Key作品planetarian考察 あの世界で星は何を意味するのか
先日、アニマックスにて「planetarian 星の人」が放送されていた。keyの中では、比較的知名度の低い作品なので、アニマックスで初めて見た人も多いかもしれない。
そもそも最初にゲームが発売されてから、もう14年近く経っているので知らない人が多いのも致し方ない。
アニメ化するまでに12年もかかったのだ。
そんなplanetarianは、keyの中でも珍しくディストピア風な世界が描かれている。世界大戦の爪痕がいたるところに残っていて、世界の秩序は崩壊している。戦争から生き延びたわずかな人類は、ロボットたちから逃げ回るのに必死だ。

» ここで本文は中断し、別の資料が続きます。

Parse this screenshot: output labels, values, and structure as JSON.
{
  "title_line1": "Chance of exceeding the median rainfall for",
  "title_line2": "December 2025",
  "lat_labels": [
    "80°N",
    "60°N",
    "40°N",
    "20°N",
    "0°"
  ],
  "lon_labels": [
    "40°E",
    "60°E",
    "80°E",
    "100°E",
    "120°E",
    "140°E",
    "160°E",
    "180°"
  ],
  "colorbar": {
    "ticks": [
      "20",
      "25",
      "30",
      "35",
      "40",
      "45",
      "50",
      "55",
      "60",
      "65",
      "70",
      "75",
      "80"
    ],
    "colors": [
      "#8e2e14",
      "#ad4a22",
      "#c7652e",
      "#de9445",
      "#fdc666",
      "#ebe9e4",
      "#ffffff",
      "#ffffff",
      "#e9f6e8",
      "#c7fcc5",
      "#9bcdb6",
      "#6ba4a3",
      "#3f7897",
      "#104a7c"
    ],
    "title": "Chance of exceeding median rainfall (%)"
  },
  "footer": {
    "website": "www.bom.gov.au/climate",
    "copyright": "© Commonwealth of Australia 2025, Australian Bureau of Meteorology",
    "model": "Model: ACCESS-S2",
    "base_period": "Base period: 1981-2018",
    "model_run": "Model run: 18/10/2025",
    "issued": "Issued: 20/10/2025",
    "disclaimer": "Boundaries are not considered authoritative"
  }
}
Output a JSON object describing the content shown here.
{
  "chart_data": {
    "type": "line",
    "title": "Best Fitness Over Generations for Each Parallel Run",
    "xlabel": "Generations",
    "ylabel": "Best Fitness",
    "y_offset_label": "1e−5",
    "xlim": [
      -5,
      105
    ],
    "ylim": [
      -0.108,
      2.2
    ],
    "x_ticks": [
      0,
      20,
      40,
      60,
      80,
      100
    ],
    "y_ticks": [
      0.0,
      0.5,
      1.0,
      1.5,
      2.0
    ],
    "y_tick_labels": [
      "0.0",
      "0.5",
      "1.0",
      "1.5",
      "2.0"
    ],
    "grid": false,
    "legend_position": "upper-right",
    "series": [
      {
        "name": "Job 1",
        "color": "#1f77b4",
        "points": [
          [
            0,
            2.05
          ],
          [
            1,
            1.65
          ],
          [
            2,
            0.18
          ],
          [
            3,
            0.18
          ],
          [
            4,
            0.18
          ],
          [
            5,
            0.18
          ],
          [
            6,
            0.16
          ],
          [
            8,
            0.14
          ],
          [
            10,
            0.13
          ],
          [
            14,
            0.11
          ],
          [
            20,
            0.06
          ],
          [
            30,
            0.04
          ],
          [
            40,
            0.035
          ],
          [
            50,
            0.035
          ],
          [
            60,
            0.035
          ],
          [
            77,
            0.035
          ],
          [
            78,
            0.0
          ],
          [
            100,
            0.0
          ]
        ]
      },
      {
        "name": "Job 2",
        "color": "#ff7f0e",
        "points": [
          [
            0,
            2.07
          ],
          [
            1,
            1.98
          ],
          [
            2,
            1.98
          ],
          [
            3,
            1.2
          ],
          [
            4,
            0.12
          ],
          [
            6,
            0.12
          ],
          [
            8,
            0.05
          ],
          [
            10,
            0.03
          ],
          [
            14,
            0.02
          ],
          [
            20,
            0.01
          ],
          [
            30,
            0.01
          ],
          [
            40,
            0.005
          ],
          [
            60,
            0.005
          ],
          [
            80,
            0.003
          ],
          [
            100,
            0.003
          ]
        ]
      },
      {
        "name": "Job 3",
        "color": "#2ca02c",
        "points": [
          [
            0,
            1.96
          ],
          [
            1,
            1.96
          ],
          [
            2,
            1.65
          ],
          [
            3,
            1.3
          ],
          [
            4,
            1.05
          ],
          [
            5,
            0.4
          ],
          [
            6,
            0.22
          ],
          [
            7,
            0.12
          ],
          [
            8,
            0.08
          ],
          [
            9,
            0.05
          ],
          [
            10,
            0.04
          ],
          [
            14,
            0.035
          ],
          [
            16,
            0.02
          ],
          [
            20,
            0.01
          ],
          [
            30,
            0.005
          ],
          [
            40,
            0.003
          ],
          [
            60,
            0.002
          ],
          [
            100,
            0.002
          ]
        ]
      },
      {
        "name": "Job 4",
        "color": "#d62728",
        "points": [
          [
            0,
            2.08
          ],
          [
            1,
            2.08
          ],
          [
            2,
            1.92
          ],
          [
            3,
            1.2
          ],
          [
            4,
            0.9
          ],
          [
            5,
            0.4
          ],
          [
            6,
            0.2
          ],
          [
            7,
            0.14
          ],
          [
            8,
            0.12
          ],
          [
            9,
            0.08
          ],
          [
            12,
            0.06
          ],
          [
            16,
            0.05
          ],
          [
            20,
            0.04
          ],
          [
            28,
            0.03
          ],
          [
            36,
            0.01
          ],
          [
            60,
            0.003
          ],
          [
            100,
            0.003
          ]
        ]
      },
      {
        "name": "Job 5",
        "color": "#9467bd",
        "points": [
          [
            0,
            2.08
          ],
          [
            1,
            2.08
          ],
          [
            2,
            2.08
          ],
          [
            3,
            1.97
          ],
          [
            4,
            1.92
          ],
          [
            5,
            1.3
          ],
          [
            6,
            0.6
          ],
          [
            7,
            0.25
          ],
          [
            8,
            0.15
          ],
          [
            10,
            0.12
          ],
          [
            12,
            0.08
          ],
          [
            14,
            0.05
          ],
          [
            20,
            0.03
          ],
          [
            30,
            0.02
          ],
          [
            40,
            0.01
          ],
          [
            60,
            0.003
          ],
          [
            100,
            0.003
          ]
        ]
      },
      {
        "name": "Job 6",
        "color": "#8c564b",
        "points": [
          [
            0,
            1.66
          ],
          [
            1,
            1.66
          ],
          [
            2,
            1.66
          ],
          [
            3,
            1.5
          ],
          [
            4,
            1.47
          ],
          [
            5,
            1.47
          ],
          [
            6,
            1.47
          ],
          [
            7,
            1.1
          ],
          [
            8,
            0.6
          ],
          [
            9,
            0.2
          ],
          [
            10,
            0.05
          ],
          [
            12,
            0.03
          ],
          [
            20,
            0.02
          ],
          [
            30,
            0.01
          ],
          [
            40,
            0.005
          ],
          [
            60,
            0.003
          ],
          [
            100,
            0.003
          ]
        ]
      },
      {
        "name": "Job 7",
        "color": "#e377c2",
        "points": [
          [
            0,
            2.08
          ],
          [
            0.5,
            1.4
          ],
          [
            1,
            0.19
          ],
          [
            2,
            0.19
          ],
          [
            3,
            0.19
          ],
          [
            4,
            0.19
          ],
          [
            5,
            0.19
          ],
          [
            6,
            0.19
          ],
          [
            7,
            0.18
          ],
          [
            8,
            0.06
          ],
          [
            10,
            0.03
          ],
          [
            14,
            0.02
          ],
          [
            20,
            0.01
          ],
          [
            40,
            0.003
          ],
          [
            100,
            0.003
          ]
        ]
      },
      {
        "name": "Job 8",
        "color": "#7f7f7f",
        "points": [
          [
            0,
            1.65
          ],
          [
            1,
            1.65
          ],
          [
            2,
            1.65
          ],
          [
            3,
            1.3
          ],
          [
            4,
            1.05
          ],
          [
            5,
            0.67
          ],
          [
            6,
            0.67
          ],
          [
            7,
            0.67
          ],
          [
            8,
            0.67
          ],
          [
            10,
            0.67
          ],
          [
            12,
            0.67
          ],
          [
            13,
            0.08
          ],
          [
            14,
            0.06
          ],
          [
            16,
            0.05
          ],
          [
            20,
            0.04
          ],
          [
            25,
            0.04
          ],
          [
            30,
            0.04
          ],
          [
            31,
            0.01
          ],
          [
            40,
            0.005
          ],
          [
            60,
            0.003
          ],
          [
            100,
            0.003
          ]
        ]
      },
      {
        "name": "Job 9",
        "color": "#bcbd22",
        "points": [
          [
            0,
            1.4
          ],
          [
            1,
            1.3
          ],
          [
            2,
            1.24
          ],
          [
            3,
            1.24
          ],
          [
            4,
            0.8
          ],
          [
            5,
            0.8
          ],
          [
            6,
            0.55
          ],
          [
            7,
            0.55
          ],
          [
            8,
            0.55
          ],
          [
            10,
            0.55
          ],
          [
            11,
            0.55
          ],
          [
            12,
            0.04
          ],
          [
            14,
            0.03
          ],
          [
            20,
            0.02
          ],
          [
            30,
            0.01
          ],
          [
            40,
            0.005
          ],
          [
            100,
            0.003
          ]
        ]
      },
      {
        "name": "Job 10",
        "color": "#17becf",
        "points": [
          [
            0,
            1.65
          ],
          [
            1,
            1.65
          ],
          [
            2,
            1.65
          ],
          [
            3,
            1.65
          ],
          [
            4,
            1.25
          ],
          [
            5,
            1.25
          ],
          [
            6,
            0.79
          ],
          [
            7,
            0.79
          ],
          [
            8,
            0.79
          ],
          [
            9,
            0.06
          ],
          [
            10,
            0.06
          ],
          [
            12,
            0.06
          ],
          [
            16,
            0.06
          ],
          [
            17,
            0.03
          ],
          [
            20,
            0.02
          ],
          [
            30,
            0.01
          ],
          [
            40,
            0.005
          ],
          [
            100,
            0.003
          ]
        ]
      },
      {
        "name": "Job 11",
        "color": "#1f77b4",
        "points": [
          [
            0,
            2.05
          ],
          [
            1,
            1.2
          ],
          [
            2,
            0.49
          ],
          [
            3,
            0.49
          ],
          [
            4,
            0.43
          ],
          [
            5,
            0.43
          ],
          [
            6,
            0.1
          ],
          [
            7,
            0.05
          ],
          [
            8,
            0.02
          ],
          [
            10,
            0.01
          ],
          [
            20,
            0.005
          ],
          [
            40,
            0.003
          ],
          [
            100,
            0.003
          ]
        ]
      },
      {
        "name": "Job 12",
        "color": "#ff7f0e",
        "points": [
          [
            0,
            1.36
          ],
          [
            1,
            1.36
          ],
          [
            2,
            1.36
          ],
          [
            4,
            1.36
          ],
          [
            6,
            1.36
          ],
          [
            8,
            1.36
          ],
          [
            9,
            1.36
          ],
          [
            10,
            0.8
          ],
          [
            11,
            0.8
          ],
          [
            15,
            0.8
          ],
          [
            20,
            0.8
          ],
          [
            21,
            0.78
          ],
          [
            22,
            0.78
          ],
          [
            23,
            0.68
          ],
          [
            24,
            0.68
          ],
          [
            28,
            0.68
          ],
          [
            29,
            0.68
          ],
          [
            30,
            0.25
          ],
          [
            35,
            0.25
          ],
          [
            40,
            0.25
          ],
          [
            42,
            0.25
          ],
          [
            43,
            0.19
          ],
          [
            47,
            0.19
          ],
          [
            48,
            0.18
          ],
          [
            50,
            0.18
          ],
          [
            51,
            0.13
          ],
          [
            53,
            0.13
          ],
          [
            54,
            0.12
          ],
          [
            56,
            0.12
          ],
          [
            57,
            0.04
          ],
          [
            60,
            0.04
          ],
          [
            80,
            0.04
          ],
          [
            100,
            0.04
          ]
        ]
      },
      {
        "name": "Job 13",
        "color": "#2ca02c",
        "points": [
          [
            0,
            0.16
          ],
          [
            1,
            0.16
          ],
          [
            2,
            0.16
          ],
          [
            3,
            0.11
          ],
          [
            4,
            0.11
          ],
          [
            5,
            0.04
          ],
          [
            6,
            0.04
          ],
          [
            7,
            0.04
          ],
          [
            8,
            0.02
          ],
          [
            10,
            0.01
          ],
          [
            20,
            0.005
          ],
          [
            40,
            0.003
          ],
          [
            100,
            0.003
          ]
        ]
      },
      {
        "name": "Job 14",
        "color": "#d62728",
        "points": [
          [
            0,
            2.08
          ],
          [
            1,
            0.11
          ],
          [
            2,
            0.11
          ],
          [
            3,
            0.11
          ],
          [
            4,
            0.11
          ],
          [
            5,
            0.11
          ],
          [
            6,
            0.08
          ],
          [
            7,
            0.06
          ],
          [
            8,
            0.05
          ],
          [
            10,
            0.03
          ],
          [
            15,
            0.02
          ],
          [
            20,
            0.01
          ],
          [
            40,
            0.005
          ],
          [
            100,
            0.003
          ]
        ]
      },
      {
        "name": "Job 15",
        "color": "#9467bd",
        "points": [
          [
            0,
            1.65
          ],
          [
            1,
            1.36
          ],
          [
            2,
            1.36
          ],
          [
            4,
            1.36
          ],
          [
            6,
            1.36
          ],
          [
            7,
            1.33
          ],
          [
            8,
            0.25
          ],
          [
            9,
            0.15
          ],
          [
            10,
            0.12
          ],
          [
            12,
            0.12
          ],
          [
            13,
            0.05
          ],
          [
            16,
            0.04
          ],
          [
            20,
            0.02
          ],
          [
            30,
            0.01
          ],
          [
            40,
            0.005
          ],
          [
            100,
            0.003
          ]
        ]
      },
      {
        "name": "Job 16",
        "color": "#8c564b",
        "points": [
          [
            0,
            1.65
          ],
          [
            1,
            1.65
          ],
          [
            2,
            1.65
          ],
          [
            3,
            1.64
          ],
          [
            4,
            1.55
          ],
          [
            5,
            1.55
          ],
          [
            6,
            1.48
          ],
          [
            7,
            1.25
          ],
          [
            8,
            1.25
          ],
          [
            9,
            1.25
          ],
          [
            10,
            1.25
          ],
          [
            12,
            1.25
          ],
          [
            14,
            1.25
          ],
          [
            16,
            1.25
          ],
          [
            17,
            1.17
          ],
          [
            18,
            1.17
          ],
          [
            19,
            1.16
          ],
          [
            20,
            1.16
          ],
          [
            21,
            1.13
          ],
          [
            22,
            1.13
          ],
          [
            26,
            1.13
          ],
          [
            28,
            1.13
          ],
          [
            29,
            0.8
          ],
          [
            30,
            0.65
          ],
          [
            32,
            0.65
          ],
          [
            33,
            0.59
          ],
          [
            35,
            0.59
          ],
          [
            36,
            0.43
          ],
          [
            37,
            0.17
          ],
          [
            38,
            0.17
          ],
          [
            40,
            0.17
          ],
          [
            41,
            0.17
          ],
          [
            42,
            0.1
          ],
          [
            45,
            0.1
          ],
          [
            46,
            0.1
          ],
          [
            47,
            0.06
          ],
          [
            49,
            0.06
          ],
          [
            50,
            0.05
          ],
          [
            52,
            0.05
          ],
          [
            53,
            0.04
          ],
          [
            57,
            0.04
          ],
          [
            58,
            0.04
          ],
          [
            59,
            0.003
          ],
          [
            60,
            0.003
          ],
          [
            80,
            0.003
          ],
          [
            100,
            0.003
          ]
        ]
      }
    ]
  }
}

皮肉なことに、ヒロインのほしのゆめみが社会問題について言及する場面がある。奇しくも、今現在我々が抱えている問題と同じだ。「今の社会問題を解決することが出来なければ、planetarianのような世界になる」というメッセージが込められているのかもしれない。
そういったことを頭に入れつつ、本作の考察をしていこう。
考察「壊れかけたあの世界において、星には何の"意味"があるか」
管理人が考察するに、あの世界の"星"は"希望"のメタファーだろう。
planetarianでは、常に雨や雪が降っているせいで、"星"は一切見ることが出来ない。だが、"星"は存在している。
"希望"もそうだ。直接見ることが出来ない、"星"と同じく不確かな存在。それでも諦めることがなければ、必ず見ることが出来る。星の数ほど希望はある。
例え悪天候な日々が続いたとしても、例えプラネタリウムの電力が途絶えたとしても、屑屋が出来たように、"星"も心の中で見ることが出来るのだ。ゆめみの記憶(メモリー)には、雨や雪が降ってるような様子はない。戦争が始まる前は、星(希望)は見れたということだろう。また、希望を信じている人間も大勢いたんだろうし、世界も希望に溢れていたのかもしれない。
屑屋が最初にプラネタリウムに訪れた時、「誰が星(希望)なんて・・・」という感じであった。彼にとって"希望"はなく、今を生きるのに必死だったのだろう。その一方で、彼は"星のペンダント"をしており、二重思考の持ち主とも言える。それが終盤では、「ゆめみと共に旅をし、生き残った人類たちに星(希望)を見せるのも悪くない」と考えていた。彼は"信じる心"を取り戻したのだ。そして年老いた後も、"星の人"になり、星(希望)を見せていた。
残念ながら、"信じる心"を失った人間も多い。劇場版の「星の人」では、救いはなく、自分たちは滅びゆく存在だと思っている集落が登場する。"希望"を信じていないのだ。
皮肉なことに、ほしのゆめみは誰よりも"信じる心"を持ち合わせていた。人間ではない"ただのロボット"である。しかし、作中では彼女こそが、一番純粋な心を持っているような気がする。それはおかしい、ほしのゆめみは"ただのロボット"のはず。"腐りきった世界"で人類は"信じる心"を失い、いつの間にかロボットが人間より、心があるような行動を取っていたのだ。ゆめみは、一人になってもプラネタリウムに客が来ると信じていた。プラネタリウムが壊れても"誰かが"直しに来ると信じている。世界が壊れているとは思わず、自分自身が壊れていると判断する。人間のことを信じ続けていたんだろう。最終的に、屑屋が訪れたことによって、その思いは報われる。諦めず信じ続けた結果だ。
「星の人」に出てきた3人の子供たちは、事あるごとに、祈り信じ続ける純粋な心の持ち主たちだった。祈りを捧げる相手は人間の産物(ロボット)だったが、そんなことは大事じゃない。
"星の数ほど希望はある"
大事なのはこれだ。諦めず祈り信じ続けること。もちろん、解決するために"努力する"のも当然だ。本作では、ゆめみは"人"のことを信じ続けていたが、ついぞ何かを解決することはなかった。それにもメッセージが込められている。
"人間の問題は、人間にしか解決出来ない"
ロボットにはどうにも出来ない。出来るのは、せいぜい星(希望)の存在を教えることだけ。後は我々人類が努力しなくてはならない。今、環境問題を含めて様々な問題が世界には存在しているが、それを解決出来るのも今存在している人間だけだろう。
さて、ここまで考察してきたが、planetarianは社会派作品ではないだろうか。こういう"ジャンル"のkeyも悪くない気がする。そういったことを踏まえて、ぜひ「planetarian」という作品を皆に触れてほしい。